Anche in presenza di Yardena amava tenere le sue ardenti orazioni, demolire preconcetti e far vacillare convinzioni assodate, attingere una conclusione da un’ipotesi e un’ipotesi da una conclusione. Ma quando era lei che parlava a lui, allora quasi sempre gli si abbassavano le palpebre nel giro di pochi secondi. Lei lo rimproverava perché non lo ascoltava, lui negava, lei gli chiedeva di ripetere quello che aveva appena detto, lui cambiava argomento […]” [p.10, ediz.Mondolibri] 
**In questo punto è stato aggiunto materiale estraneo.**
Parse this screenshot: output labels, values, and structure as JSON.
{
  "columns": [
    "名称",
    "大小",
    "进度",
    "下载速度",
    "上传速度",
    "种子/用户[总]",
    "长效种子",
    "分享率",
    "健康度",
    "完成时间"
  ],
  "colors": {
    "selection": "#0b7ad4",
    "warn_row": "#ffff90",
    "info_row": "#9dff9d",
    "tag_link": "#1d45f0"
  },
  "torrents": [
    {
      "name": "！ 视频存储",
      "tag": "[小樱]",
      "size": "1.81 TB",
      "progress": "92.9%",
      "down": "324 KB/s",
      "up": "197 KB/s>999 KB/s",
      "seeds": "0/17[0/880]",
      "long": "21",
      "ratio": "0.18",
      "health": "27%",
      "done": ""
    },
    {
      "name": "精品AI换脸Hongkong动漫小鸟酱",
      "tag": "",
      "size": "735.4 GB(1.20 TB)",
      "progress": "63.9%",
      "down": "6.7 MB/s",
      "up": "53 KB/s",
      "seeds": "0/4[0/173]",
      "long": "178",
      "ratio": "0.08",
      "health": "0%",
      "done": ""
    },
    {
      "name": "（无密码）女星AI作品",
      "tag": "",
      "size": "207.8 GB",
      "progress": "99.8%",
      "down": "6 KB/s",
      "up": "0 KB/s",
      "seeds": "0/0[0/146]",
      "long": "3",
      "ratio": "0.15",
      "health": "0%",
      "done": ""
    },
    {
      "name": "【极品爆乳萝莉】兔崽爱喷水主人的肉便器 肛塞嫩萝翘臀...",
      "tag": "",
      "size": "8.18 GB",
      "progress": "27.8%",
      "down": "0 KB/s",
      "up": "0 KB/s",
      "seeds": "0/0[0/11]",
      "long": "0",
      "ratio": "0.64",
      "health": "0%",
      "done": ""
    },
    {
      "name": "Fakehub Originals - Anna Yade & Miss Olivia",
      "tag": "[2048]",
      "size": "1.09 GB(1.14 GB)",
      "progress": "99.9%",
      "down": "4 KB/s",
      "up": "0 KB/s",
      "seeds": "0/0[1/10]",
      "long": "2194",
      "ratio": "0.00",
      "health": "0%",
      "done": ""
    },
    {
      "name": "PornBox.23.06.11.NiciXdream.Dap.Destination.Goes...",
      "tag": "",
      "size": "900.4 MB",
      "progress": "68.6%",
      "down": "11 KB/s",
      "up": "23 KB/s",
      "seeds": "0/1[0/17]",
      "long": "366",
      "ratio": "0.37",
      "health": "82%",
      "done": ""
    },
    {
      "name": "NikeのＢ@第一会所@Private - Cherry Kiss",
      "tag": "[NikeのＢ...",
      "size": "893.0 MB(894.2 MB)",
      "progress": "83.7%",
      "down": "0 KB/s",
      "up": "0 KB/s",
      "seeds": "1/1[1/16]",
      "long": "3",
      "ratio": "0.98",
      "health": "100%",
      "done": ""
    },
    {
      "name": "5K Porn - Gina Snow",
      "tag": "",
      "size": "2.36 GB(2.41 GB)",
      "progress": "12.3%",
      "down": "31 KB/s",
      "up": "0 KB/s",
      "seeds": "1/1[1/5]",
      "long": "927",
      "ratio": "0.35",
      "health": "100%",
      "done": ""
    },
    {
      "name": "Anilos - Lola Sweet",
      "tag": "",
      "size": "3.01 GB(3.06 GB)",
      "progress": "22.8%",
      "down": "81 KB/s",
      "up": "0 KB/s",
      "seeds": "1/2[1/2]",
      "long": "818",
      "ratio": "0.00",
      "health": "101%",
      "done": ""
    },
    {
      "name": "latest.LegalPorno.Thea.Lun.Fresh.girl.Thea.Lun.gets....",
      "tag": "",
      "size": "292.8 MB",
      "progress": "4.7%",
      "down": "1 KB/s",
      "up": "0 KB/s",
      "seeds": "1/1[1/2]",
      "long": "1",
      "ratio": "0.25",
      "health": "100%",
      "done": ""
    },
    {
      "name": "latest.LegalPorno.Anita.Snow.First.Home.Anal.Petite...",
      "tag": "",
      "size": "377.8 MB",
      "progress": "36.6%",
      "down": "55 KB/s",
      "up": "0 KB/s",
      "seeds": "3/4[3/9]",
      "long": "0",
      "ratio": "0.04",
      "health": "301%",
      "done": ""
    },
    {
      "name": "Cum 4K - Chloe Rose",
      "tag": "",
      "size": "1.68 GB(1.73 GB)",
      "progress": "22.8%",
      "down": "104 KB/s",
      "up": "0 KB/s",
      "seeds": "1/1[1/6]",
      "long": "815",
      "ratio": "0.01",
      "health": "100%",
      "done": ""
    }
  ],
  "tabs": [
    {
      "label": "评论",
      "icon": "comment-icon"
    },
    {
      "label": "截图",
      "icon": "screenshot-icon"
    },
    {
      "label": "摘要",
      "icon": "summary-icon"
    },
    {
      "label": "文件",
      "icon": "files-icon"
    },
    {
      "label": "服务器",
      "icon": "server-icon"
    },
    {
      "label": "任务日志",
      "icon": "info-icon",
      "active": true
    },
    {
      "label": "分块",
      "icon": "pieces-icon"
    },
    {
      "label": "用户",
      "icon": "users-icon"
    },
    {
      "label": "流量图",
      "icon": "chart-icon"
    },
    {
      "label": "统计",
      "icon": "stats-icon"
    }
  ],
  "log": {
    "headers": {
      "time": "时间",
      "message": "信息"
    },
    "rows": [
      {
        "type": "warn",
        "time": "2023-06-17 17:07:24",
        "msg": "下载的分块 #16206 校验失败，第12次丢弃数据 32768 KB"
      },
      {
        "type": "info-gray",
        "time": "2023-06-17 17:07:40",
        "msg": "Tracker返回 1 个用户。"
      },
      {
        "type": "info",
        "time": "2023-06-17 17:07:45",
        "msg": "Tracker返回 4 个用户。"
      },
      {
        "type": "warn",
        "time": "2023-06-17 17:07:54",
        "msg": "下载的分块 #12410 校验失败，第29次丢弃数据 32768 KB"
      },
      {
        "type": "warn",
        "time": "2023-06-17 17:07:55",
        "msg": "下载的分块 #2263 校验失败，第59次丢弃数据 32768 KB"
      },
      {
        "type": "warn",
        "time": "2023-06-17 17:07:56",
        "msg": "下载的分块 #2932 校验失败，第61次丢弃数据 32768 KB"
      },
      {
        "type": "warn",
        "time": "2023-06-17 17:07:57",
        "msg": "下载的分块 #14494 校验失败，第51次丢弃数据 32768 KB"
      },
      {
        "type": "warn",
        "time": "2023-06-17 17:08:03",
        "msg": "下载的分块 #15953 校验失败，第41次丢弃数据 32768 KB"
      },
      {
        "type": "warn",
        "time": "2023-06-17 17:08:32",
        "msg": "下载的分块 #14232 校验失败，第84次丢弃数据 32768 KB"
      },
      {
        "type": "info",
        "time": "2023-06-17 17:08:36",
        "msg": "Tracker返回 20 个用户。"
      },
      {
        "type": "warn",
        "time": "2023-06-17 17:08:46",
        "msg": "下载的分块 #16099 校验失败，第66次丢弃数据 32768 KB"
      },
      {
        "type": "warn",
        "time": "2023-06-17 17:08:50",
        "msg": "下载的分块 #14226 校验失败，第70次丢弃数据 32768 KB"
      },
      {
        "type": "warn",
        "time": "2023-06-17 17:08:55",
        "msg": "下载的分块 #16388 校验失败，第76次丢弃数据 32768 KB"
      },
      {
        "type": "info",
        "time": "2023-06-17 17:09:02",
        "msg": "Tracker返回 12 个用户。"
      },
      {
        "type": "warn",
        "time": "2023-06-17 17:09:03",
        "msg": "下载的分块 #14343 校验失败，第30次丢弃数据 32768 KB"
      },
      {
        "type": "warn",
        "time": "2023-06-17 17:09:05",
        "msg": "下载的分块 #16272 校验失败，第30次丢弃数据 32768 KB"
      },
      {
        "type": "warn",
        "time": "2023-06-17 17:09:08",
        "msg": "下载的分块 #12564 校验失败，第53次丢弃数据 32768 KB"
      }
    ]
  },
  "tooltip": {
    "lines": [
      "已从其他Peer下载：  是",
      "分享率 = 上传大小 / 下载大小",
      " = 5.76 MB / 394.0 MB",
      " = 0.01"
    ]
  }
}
 Gershom Wald è un intellettuale che riguarda il mondo che lo circonda, come da una prigione, col disincanto che maschera il dolore per la morte del figlio, ma anche con l’amara saggezza che gli viene dalla conoscenza degli esseri umani e dallo studio della tradizione, alla quale ricorre spesso citando a proposito versetti biblici con la maestria di un cabalista. E di fronte a Shemuel che lo intrattiene sul frutto della sua ricerca, Gesù in una prospettiva ebraica, osserva che gli autori ebrei che si sono occupati di Gesù o hanno finito per denigrarlo, inventando favole sulle sue origini, come nelle Toledot Yeshu, o hanno parlato di lui come di un autentico ebreo, osservante della Legge e che mai ha dichiarato di essere figlio di Dio, se non nel senso che appartiene a tutti gli uomini. Nessuno, tuttavia, si è intrattenuto sul “sogno” di Gesù che è anche il suo messaggio più originale: il concetto di amore universale. Nessuno si è chiesto se è davvero possibile amare tutti gli uomini. Egli naturalmente non lo crede possibile e persino Gesù ne dà prova, quando in preda all’ira scaccia i mercanti dal tempio o quando maledice il fico che, incolpevole, non era nella stagione di dare frutti. E, a testimonianza del suo scetticismo, ecco le parole che un giorno rivolge a Shemuel:

 “Quasi tutti gli uomini attraversano lo spazio della vita, dalla nascita alla morte, a occhi chiusi. Anche tu e io, mio caro Shemuel. Ad occhi chiusi. Perché se solo li aprissimo per un istante, ci sfuggirebbe da dentro un urlo tremendo e continueremmo a urlare senza smettere mai. Se non urliamo giorno e notte, è segno che teniamo gli occhi chiusi” [p.219]

 Atalia che vive separata, in una zona quasi segreta della casa, è una donna che la morte del marito sembra aver reso fredda e sfuggente. In lei c’è anche l’amarezza per il ricordo del padre, un tempo amico di Ben Gurion, morto poi come traditore per aver creduto in una politica di pace tra arabi ed ebrei. Disincantata per la visione di una Palestina, sempre più divenuta un immenso cimitero, la donna sembra incapace di amare ancora e tuttavia cede occasionalmente ai sensi quando in lei si risveglia la compassione. Quanto il suo comportamento si lega alle sventure, quanto alla sua vera natura?

 Shemuel che ha continuato in proprio la sua ricerca su Gesù, giunge infine alla conclusione che Giuda Iscariota non solo non tradì il suo Maestro, ma fu anche l’unico ad amarlo veramente e a credere in lui come figlio di Dio. Per questo lo convinse a salire e predicare a Gerusalemme. La sua condanna alla croce, dalla quale si sarebbe liberato di fronte a tutti per volontà del padre, avrebbe rappresentato il giorno della redenzione universale e l’inizio del mondo a venire. La delusione e il rimorso per la sua ingenuità che aveva causato la morte del Maestro, lo costrinsero ad impiccarsi. Fu Giuda il vero primo cristiano, forse anche l’ultimo.